US media outlets still report race as too close to call, though Jewish Democrat seen as clear favorite; he thanks state’s voters for ‘electing me to serve you’

Democratic Senate candidate Jon Ossoff speaks during a campaign rally in Atlanta, Georgia, on December 15, 2020.  (JIM WATSON / AFP)
Democratic Senate candidate Jon Ossoff speaks during a campaign rally in Atlanta, Georgia, on December 15, 2020. (JIM WATSON / AFP)

ATLANTAGeorgia — Preempting the announcement of final vote tallies, Democrat Jon Ossoff on Wednesday claimed victory in the second of two Georgia run-off votes, claiming a win that would give US President-elect Joe Biden control of the United States Senate.

“Georgia, thank so much for the confidence you have placed in me. I am honored by your support, by your confidence, by your trust and I will look forward to serving you,” Ossoff said in a televised statement.

He thanked Georgians for “electing me to serve you.”

Ossoff, who is Jewish, said the campaign has been about health, jobs and justice for Georgians, and that his victory would ensure those issues are made a priority in the Senate.

The US media has not yet called the race, and Ossoff’s Republican opponent David Perdue has not conceded, but with most remaining votes coming from strong Democratic areas, Ossiff is viewed as the clear favorite to win.

In the other Georgia race, Raphael Warnock was projected to defeat Republican Kelly Loeffler, a 50-year-old businesswoman appointed to the Senate, the upper chamber of Congress, in December 2019.

Warnock, 51, acknowledged his improbable victory in a message to supporters early Wednesday, citing his family’s experience with poverty. His mother, he said, used to pick “somebody else’s cotton” as a teenager.

“The other day, because this is America, the 82-year-old hands that used to pick somebody else’s cotton picked her youngest son to be a United States senator,” he said. “Tonight, we proved with hope, hard work and the people by our side, anything is possible.”

Loeffler refused to concede in a brief message to supporters shortly after midnight.

“We’ve got some work to do here. This is a game of inches.

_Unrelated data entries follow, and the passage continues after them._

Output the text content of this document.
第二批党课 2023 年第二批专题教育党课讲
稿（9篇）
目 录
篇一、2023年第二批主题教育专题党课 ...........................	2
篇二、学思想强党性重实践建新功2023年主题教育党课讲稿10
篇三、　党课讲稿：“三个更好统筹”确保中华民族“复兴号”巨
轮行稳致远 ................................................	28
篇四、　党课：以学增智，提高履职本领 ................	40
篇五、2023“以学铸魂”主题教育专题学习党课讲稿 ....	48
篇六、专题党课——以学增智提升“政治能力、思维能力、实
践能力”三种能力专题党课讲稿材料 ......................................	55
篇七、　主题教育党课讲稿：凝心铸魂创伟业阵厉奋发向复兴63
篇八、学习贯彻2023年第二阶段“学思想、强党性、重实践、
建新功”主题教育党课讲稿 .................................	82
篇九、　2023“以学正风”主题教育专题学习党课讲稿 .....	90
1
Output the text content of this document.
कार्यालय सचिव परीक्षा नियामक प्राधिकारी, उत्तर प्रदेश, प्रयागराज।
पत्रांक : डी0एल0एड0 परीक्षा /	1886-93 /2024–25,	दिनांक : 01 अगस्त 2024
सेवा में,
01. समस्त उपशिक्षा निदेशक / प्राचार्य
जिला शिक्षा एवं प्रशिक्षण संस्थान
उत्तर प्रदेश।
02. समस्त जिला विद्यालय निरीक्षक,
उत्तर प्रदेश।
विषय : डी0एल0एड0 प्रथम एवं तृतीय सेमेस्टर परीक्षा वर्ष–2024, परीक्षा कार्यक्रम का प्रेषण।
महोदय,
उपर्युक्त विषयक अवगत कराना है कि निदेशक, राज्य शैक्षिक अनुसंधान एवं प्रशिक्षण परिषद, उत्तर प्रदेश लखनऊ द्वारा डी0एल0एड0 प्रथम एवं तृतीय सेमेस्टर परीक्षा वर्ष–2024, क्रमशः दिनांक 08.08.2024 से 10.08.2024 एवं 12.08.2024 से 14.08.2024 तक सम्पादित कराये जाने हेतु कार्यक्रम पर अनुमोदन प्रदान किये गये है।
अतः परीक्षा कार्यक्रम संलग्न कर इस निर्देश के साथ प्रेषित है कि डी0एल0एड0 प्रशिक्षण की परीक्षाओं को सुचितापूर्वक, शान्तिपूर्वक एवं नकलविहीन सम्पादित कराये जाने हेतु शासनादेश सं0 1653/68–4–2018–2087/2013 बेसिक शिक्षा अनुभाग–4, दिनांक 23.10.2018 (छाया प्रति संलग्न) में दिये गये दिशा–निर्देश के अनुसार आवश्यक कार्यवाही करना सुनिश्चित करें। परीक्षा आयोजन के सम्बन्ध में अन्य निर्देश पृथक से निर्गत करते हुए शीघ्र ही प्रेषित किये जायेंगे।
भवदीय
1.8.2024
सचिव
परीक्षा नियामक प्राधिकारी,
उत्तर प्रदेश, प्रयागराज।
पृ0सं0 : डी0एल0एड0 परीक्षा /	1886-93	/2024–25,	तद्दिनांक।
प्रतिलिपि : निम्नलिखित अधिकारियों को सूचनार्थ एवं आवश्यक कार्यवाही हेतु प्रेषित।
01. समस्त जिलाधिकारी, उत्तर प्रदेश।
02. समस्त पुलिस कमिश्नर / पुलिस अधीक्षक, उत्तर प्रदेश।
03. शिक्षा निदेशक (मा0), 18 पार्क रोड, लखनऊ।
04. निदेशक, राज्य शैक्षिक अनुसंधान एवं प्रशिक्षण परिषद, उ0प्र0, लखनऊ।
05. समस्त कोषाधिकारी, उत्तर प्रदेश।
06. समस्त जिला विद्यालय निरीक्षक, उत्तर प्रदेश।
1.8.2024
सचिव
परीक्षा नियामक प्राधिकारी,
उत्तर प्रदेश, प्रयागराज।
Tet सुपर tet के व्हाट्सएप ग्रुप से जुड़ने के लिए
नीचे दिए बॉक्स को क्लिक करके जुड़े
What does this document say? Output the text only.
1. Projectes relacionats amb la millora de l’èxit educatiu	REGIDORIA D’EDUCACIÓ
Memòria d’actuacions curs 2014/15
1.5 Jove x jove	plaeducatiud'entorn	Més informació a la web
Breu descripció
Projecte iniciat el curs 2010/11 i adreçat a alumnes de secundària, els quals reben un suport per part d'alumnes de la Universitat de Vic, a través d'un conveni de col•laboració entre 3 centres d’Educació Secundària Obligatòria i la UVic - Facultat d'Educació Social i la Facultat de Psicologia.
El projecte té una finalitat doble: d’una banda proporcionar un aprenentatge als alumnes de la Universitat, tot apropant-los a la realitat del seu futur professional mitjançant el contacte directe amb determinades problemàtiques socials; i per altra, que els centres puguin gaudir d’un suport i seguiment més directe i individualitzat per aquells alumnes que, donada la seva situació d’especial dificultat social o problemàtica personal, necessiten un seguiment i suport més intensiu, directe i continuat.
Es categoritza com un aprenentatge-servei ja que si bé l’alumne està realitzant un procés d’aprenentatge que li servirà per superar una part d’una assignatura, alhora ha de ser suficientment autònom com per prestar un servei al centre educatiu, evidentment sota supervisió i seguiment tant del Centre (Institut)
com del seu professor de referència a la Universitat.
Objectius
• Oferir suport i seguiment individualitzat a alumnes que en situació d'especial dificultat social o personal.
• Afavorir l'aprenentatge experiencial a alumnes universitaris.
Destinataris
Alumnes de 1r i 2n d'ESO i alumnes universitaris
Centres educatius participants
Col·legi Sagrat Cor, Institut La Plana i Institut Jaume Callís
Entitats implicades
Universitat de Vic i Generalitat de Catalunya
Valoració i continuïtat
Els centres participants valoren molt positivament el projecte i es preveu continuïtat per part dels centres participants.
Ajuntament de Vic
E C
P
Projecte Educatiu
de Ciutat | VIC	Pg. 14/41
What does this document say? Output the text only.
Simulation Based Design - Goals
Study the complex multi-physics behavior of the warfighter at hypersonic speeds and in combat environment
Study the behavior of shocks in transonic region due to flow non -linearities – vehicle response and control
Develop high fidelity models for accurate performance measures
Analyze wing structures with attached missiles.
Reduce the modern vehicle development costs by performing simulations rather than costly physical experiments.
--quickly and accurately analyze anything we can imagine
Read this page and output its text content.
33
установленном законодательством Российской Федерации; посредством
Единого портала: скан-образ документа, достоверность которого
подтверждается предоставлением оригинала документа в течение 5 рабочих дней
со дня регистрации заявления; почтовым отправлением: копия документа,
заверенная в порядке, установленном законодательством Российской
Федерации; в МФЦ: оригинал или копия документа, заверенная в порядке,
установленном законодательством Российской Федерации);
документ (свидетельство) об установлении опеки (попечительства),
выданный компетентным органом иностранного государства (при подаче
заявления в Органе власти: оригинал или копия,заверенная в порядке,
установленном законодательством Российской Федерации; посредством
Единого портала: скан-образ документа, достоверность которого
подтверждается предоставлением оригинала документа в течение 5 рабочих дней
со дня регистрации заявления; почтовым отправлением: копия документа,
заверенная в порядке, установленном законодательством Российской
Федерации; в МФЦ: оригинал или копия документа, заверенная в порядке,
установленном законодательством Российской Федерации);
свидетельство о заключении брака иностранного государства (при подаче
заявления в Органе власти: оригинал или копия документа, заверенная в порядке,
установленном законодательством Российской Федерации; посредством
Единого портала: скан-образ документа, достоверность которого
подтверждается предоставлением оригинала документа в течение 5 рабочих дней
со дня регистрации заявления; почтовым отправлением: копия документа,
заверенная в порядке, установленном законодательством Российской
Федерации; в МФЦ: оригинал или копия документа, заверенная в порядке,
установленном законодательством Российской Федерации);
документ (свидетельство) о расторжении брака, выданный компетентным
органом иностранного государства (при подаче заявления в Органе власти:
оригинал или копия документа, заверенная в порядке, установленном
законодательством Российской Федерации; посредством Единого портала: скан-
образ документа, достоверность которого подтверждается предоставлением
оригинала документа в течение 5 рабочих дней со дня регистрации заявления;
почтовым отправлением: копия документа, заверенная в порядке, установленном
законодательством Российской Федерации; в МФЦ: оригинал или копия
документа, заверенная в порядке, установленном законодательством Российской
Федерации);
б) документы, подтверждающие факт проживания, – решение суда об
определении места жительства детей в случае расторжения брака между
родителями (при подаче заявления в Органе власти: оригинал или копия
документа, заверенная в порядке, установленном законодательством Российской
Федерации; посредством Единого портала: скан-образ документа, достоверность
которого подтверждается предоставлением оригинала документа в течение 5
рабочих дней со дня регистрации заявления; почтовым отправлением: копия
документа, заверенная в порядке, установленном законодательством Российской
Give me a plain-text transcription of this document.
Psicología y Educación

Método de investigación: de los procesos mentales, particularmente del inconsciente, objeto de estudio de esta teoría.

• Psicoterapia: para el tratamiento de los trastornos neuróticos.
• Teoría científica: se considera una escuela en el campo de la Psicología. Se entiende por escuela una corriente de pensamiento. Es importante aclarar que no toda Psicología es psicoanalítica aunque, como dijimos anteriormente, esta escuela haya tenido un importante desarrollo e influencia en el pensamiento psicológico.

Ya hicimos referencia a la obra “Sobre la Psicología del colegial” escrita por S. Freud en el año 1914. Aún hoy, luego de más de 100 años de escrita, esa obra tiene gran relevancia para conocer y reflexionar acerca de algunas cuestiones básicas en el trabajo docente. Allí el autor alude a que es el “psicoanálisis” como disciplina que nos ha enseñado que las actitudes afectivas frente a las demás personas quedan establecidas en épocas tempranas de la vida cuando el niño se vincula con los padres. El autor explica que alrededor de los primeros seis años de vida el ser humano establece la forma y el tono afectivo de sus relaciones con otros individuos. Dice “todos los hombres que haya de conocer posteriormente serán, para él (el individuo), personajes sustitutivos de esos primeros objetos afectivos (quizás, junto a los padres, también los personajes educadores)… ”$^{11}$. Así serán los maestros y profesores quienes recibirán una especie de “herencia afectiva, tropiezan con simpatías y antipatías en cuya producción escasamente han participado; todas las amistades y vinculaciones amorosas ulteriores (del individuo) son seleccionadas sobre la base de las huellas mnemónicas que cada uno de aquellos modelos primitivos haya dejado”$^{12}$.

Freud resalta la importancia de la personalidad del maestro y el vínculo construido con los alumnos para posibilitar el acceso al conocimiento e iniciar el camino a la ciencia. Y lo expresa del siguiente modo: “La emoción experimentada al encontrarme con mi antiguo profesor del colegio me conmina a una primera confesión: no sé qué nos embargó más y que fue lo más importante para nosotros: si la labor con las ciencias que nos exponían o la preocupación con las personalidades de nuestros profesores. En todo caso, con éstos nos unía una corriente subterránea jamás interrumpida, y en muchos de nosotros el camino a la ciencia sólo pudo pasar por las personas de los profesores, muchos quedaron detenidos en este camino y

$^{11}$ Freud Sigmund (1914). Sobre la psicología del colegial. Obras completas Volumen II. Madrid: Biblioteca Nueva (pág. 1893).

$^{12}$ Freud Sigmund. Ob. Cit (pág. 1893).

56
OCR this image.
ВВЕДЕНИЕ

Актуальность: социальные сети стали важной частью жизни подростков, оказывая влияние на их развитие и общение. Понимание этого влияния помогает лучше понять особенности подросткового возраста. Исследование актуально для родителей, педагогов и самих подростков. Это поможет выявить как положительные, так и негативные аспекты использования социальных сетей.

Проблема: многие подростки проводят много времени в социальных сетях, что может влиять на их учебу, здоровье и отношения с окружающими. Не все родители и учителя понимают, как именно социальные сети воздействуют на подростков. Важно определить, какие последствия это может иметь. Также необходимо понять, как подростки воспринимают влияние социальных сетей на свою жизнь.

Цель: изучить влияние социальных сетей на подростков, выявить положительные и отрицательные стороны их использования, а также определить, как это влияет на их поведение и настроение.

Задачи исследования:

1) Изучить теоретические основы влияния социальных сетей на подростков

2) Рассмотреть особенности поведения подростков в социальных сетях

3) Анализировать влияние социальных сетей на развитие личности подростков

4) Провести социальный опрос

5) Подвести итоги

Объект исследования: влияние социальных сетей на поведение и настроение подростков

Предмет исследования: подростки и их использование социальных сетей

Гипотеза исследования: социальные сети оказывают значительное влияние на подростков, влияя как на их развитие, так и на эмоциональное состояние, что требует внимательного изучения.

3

We’re going to win this election,” insisted Loeffler, a 50-year-old former businesswoman who was appointed to the Senate less than a year ago by the state’s governor.

Victory by both Democrats would be a major political upset in a state that has been reliably Republican for two decades, but that Biden won on November 3 on his way to victory against Trump in the presidential race.

It would also send reverberations through Washington, as it would hand Biden’s Democrats the levers of power in the executive branch and both chambers of Congress.

US President-elect Joe Biden, center, acknowledge supporters at the end of a drive-in rally for Georgia Democratic candidates for US Senate Raphael Warnock, left, and Jon Ossoff, Dec. 15, 2020, in Atlanta. (AP Photo/Patrick Semansky)

Later Wednesday, Vice President Mike Pence is to preside over a joint session of Congress to certify the Electoral College vote that confirmed Biden as the winner of the White House.

Trump — who claims the election was fraudulent — is planning to address a rally near the White House in protest at the certification, with his supporters gathering downtown amid a heavy police presence.

Dozens of House Republicans and 12 Senate Republicans have said they will raise objections to certification. The move lacks sufficient support and is set to fail.